『Double Torus』田中邦和、林正樹——二人が織りなす
自由で独創的な音楽世界。

(2012.09.12)

二人をよく知る人物の想いがアルバム制作へ

昨年の3月に自身のバンド林正樹STEWMAHNのファーストアルバムをリリースしたピアニストの林正樹さんが、9月12日に新たなアルバムをリリースしました。タイトルは『Double Torus』(ダブルトーラス)。
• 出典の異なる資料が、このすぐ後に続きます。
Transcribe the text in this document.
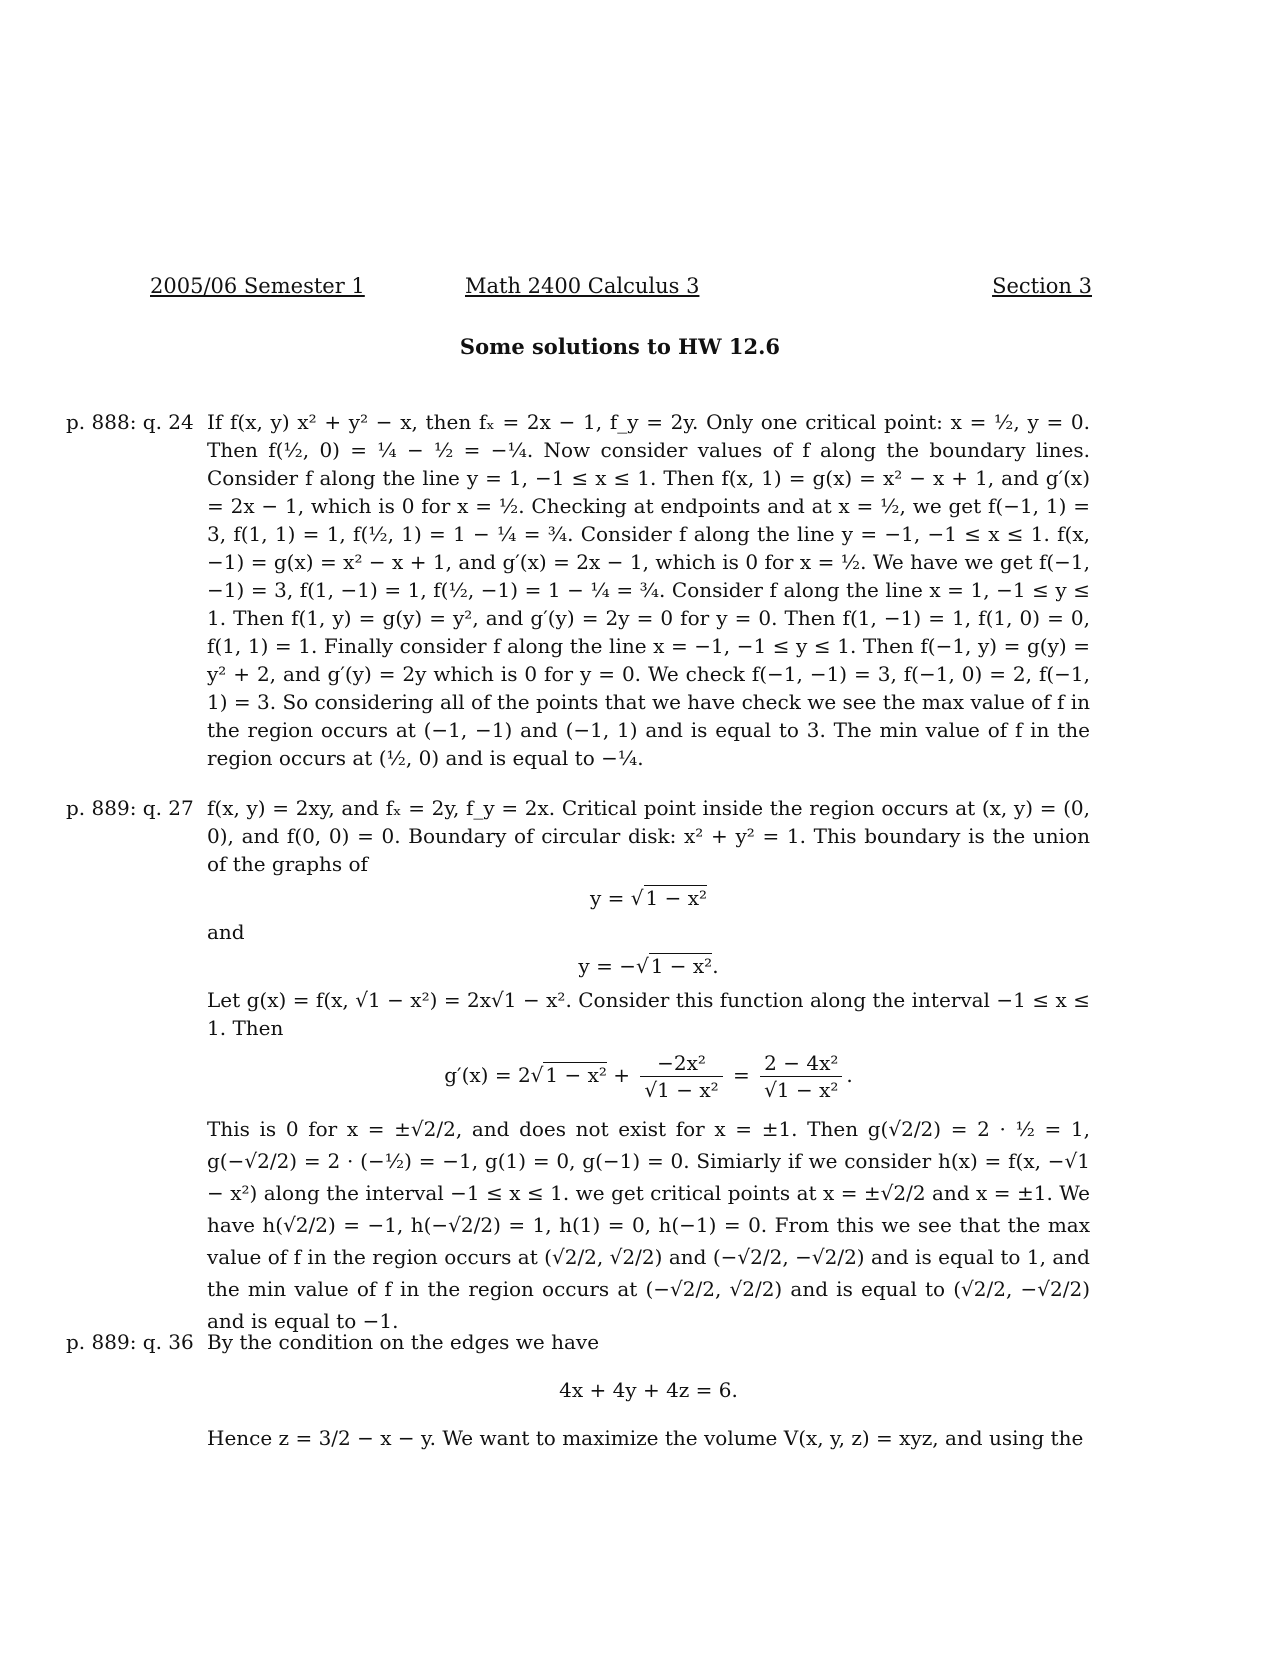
2005/06 Semester 1	Math 2400 Calculus 3	Section 3
Some solutions to HW 12.6
p. 888: q. 24 If f(x, y) x² + y² − x, then fₓ = 2x − 1, f_y = 2y. Only one critical point: x = ½, y = 0. Then f(½, 0) = ¼ − ½ = −¼. Now consider values of f along the boundary lines. Consider f along the line y = 1, −1 ≤ x ≤ 1. Then f(x, 1) = g(x) = x² − x + 1, and g′(x) = 2x − 1, which is 0 for x = ½. Checking at endpoints and at x = ½, we get f(−1, 1) = 3, f(1, 1) = 1, f(½, 1) = 1 − ¼ = ¾. Consider f along the line y = −1, −1 ≤ x ≤ 1. f(x, −1) = g(x) = x² − x + 1, and g′(x) = 2x − 1, which is 0 for x = ½. We have we get f(−1, −1) = 3, f(1, −1) = 1, f(½, −1) = 1 − ¼ = ¾. Consider f along the line x = 1, −1 ≤ y ≤ 1. Then f(1, y) = g(y) = y², and g′(y) = 2y = 0 for y = 0. Then f(1, −1) = 1, f(1, 0) = 0, f(1, 1) = 1. Finally consider f along the line x = −1, −1 ≤ y ≤ 1. Then f(−1, y) = g(y) = y² + 2, and g′(y) = 2y which is 0 for y = 0. We check f(−1, −1) = 3, f(−1, 0) = 2, f(−1, 1) = 3. So considering all of the points that we have check we see the max value of f in the region occurs at (−1, −1) and (−1, 1) and is equal to 3. The min value of f in the region occurs at (½, 0) and is equal to −¼.

p. 889: q. 27 f(x, y) = 2xy, and fₓ = 2y, f_y = 2x. Critical point inside the region occurs at (x, y) = (0, 0), and f(0, 0) = 0. Boundary of circular disk: x² + y² = 1. This boundary is the union of the graphs of

y = √ 1 − x²

and

y = −√ 1 − x².

Let g(x) = f(x, √1 − x²) = 2x√1 − x². Consider this function along the interval −1 ≤ x ≤ 1. Then

g′(x) = 2√ $1 - x^2 + \frac{\text{−2x²}}{\text{√1 − x²}} = \frac{\text{2 − 4x²}}{\text{√1 − x²}}$ .

This is 0 for x = ±√2/2, and does not exist for x = ±1. Then g(√2/2) = 2 · ½ = 1, g(−√2/2) = 2 · (−½) = −1, g(1) = 0, g(−1) = 0. Simiarly if we consider h(x) = f(x, −√1 − x²) along the interval −1 ≤ x ≤ 1. we get critical points at x = ±√2/2 and x = ±1. We have h(√2/2) = −1, h(−√2/2) = 1, h(1) = 0, h(−1) = 0. From this we see that the max value of f in the region occurs at (√2/2, √2/2) and (−√2/2, −√2/2) and is equal to 1, and the min value of f in the region occurs at (−√2/2, √2/2) and is equal to (√2/2, −√2/2) and is equal to −1.

p. 889: q. 36 By the condition on the edges we have

4x + 4y + 4z = 6.

Hence z = 3/2 − x − y. We want to maximize the volume V(x, y, z) = xyz, and using the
前作は自身のバンドでの演奏でしたが、今作はサックス奏者の田中邦和さんとのデュオです。田中邦和さんは土岐麻子さんからLosalios、Fantastic Plastic Machineなどジャンルの幅を大きく越えて活動する演奏家です。ライブやレコーディングの件数は数知れず、最近では10月にリリースの小泉今日子さんのアルバム『Koizumi Chansonnier』にも参加しています。多岐に渡るジャンルで活躍するという点においては、田中さん、林さんとも共通しています。

二人が共演するきっかけとなったのは、『Double Torus』のプロデューサー徳永伸一郎さんが2007年に企画したライブイベントにおいてでした。それまで二人は面識がなかったのですが、徳永さんが「この二人は合うのではないか」と思い企画したところ、その狙い通り林さんと田中さんはお互いの演奏の相性のよさを確認することに…。その後、定期的に演奏活動を重ねることとなりました。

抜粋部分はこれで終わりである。